What do you teach at the University of Rhode Island?

My undergraduate writing classes focus on writing and rhetoric as a form of social action — a kind of invention and practice that has real consequences. At the first-year level, this means introducing students to the many issues in a "rhetorical situation" that compels them to respond in and through writing.

My advanced undergraduate courses include "writing for community service" and a senior capstone course in writing and publishing currently under development. At the graduate level, my seminars have included qualitative research methods and a special topics course on rhetoric and institutional critique.



Given your publishing background, what issues brought you to postgraduate work?

As an undergraduate, I had no idea there was such a field as rhetoric and composition; in fact, I majored in Theatre. The publishing industry — through St. Martin's — introduced me to rhetoric and composition. I began working on variously flavored segments of the composition list: basic writing, technical and legal writing, and ESL writing. Later, as an acquisitions editor at Norton, I called on Jim Berlin, of Purdue University, in an attempt to sign him up to write a cultural studies-based rhetoric.

Berlin described his pedagogy to me and argued that he wanted to do things in the classroom that did not necessarily involve textbooks. I had been growing increasingly interested in those writing teachers who avoided textbooks, and I began to want to try such theoretically informed pedagogies myself. The best way to do that was to leave publishing. Happily, I got to work with Berlin for a year and a half before he passed away.

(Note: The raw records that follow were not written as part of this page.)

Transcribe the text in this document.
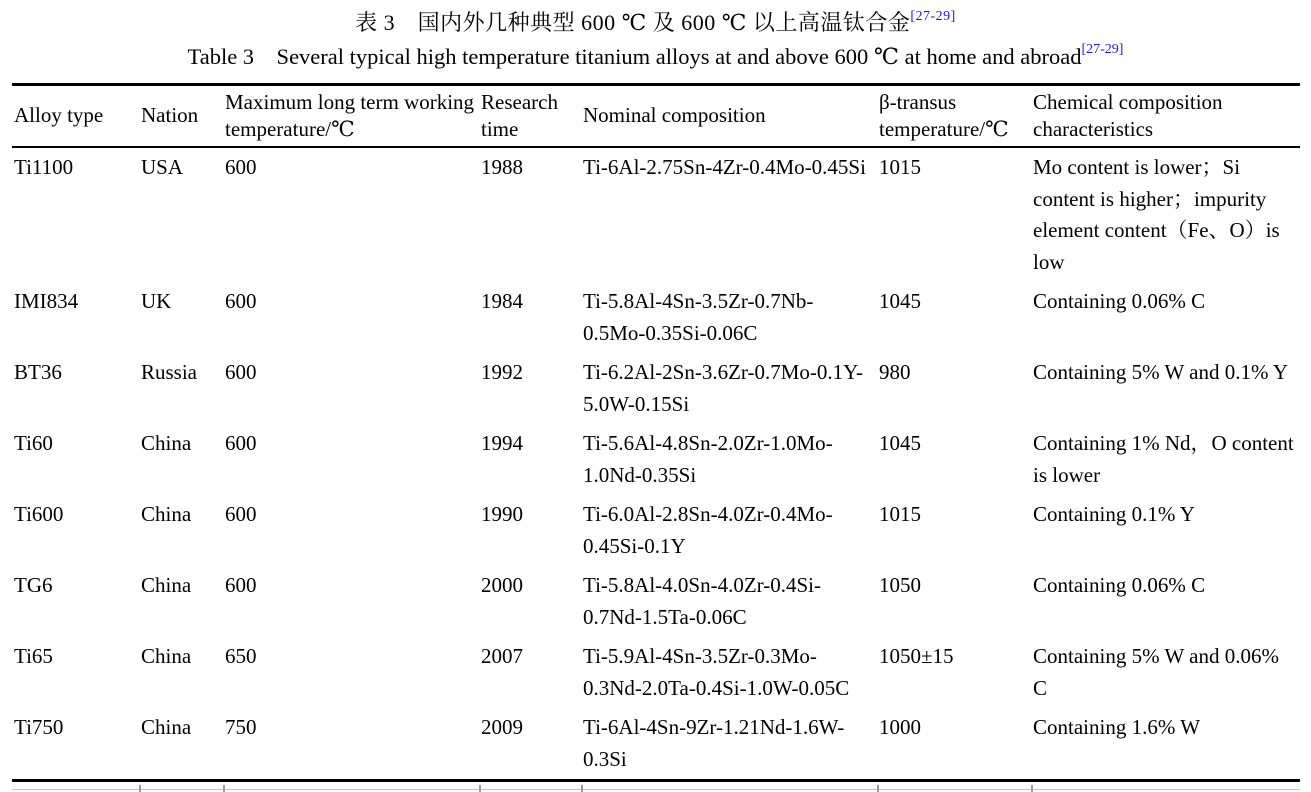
表 3　国内外几种典型 600 ℃ 及 600 ℃ 以上高温钛合金[27-29]
Table 3　Several typical high temperature titanium alloys at and above 600 ℃ at home and abroad[27-29]
Alloy type	Nation	Maximum long term working temperature/℃	Research time	Nominal composition	β-transus temperature/℃	Chemical composition characteristics
Ti1100	USA	600	1988	Ti-6Al-2.75Sn-4Zr-0.4Mo-0.45Si	1015	Mo content is lower；Si content is higher；impurity element content（Fe、O）is low
IMI834	UK	600	1984	Ti-5.8Al-4Sn-3.5Zr-0.7Nb-0.5Mo-0.35Si-0.06C	1045	Containing 0.06% C
BT36	Russia	600	1992	Ti-6.2Al-2Sn-3.6Zr-0.7Mo-0.1Y-5.0W-0.15Si	980	Containing 5% W and 0.1% Y
Ti60	China	600	1994	Ti-5.6Al-4.8Sn-2.0Zr-1.0Mo-1.0Nd-0.35Si	1045	Containing 1% Nd，O content is lower
Ti600	China	600	1990	Ti-6.0Al-2.8Sn-4.0Zr-0.4Mo-0.45Si-0.1Y	1015	Containing 0.1% Y
TG6	China	600	2000	Ti-5.8Al-4.0Sn-4.0Zr-0.4Si-0.7Nd-1.5Ta-0.06C	1050	Containing 0.06% C
Ti65	China	650	2007	Ti-5.9Al-4Sn-3.5Zr-0.3Mo-0.3Nd-2.0Ta-0.4Si-1.0W-0.05C	1050±15	Containing 5% W and 0.06% C
Ti750	China	750	2009	Ti-6Al-4Sn-9Zr-1.21Nd-1.6W-0.3Si	1000	Containing 1.6% W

The composition textbook industry was your dissertation topic. How does the industry stay in touch with what teachers want and need?

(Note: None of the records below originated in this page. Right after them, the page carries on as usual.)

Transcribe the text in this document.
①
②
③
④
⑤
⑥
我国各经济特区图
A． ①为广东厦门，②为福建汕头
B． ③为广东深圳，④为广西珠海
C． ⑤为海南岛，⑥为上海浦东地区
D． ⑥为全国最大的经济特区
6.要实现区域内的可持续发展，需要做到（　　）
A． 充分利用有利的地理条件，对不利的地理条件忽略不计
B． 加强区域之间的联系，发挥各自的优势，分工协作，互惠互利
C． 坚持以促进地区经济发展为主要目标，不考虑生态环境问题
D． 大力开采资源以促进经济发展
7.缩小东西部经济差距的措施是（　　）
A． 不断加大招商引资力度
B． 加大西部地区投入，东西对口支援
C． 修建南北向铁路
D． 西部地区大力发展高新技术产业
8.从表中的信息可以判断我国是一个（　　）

Faculty say and write that textbooks are bad and that the evil companies make authors and teachers do retrogressive things. As a former publisher, I knew about the power of the reviewer — reviewers and consultants can "run" the company in the sense that they are the experts advising editors about where a book should go and what it should do. I tend to see relations between publishers and teachers as very complex and often vexed. At the very least, I see publishers as an underutilized resource in the dissemination of theoretically informed practice.



What are the issues that continue to interest you in the industry?

I am interested in the process of textbook publication rather than the finished product. It's odd for a field that focuses on process that people spend so much time thinking about textbooks as products only. I want to consider the economies underlying the processes: production, reproduction, distribution, exchange — the materiality of these textbooks.



Can you describe the composition and rhetoric program at URI?

We have a small rhet/comp graduate program, with some part-timers (about 20 total) who teach composition and 28 TA's. They teach in mostly traditional classrooms, with 22 students in a class. Most of us approach the teaching of writing as an explicitly social act in ongoing conversations. I think it's fair to say we lean a bit to the left.



Can you talk about some of your courses?

One of the most challenging courses this year is a seminar on institutional critique. It has become an invitation for my graduate students to struggle through my most current research interests with me, as we collectively try to pin down what such a methodology might mean for their own research and teaching. We have been working with the documents portion of the National Archives of Composition and Rhetoric (housed here at URI), and they have been able to see how they might need to construct themselves as subjects within institutions as they continue to work for change through their teaching, scholarship, and service. It's been great fun, and I think we have all learned from one another. Rhetoric affords, perhaps even demands, these kinds of learning opportunities.